The Downing Street Memo provided “the smoking gun”, establishing the credibility of Wilson’s assertions in the public, making the case for war protesters arguing that assuming WMD was not an intelligence error but a series of statements made in bad faith.

Support for Blair peaked right after 9/11, but went into a permanent rut only six months later, a crisis from which he never fully recovered. Blair suffers his first Commons defeat as prime minister over the proposal to extend the length of time suspects can be held without char$ge to 90 days. 49 Labour rebels vote against the government, and Tory leader Michael Howard calls for his resignation.

At the same time the coalition of the willing began to crumble. Withdrawals by members of the multi-national force in Iraq had already begun in 2004.

Multi-lateral politics, the approach of the old empire and the design beneath the Commonwealth of Nations, is on the Washington agenda by 2006 as the Republican Party prepares for what looks to become a devastating mid-term election.

The unfortunate “hearts and minds” rhetoric echoed in the media is replaced by an even more critical buzz-word, “relations to allies”.

By the end of George W. Bush’s second term he is deprived of his most loyal European ally.
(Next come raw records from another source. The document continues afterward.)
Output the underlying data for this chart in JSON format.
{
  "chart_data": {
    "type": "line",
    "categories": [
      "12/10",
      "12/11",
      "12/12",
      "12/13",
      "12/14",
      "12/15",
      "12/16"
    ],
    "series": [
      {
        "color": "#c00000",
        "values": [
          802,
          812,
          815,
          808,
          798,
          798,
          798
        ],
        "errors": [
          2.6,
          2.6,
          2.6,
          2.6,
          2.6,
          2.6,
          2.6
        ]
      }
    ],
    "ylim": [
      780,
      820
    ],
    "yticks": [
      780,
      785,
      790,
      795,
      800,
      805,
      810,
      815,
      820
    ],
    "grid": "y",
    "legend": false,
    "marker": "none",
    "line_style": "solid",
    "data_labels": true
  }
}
Senator John McCain has to run for president on a platform defined by what is essentially European politics, mirrored in the progressive and liberal agendas of the Democratic Party – human rights, multilateral geopolitics, incremental democratization.
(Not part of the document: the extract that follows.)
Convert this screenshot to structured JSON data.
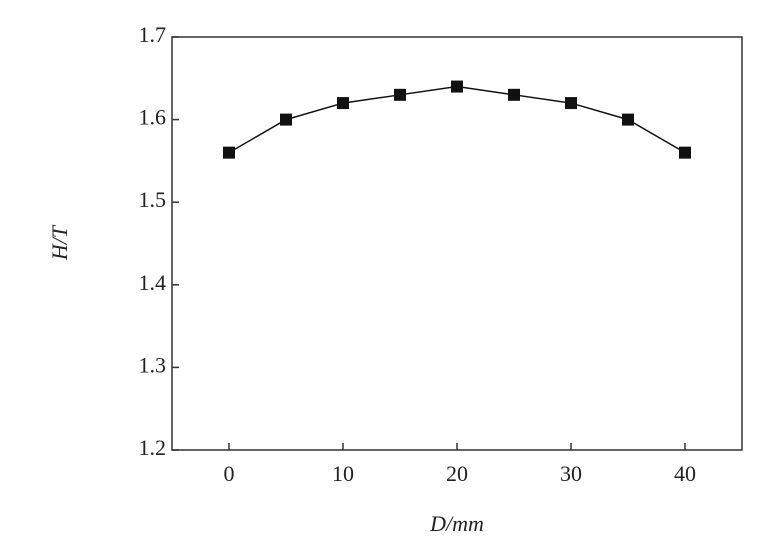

On top of it comes financial crisis, highlighting the vulnerability of the working class to the gross errors of laissez-faire economics, a new wave of global warming campaigning calling for green economy and CO2 reduction, as well as the devastating impact from new progressive voters cleverly mobilized via the new medium of the age, the internet.

Give Peace a Chance
When it comes to politics, as well as music, USA and England have always competed about being the main source of cultural influences. Today’s big news is a report from the US intelligence community stating that the unipolar world order is doomed, with the world facing nuclear war by 2025.

The economic break-down of the USA has been anticipated and analyzed for some time. Even Osama bin Laden claims his strategy is to make USA suffer financially, bleeding the enemy to death.

The thing about James Bond is that he never loses his cool. The British philosophy of the stiff upper lip is summarized in the drink order: “Shaken, not stirred.” The least popular Bond-movies are the ones where he is Americanized and vindictive, pursuing a personal goal rather than elegantly disposing of enemies to the Commonwealth. He symbolizes the difference between the muscular approach of USA and the subtle manipulations of levers and cogs in the public opinion conducted by an apparatus that legitimately can call itself "intelligence".

The world order we are living may still be unipolar, with USA standing tall as the superpower, revitalized by Barack Obama’s election victory. But the cultural climate we are living in is more Beatles than Rolling Stones, more Give Peace a Change than Paint it Black, so to speak. It is a return to the old way of doing things, to soft power against hard challenges, and to that age old virtuous discipline of geopolitical manoeuvring called diplomacy.

Greed and selfishness will still rule the agenda. Terrorism will still be the big boogie-man used to install loyalty to government and tolerance for harsh security measures. Secret agents will still scheme to topple governments, assassinate guerrilla leaders and collect data on dissidents and thought-offenders.

The US wing of Western intelligence is desperately trying to regain control with intelligence reports suggesting that Osama bin Laden is planning a massive terrorist attack on US soil or the recent Global Trends 2025 - a Transformed World, projecting global thermo-nuclear war in the year 2025 as a result of the end of American supremacy.

But brute force is, for a little while, no longer an approach we take delight in. The cowboy is out… and coming out shooting is frowned upon. The professor is in… even if he may still have a license to kill.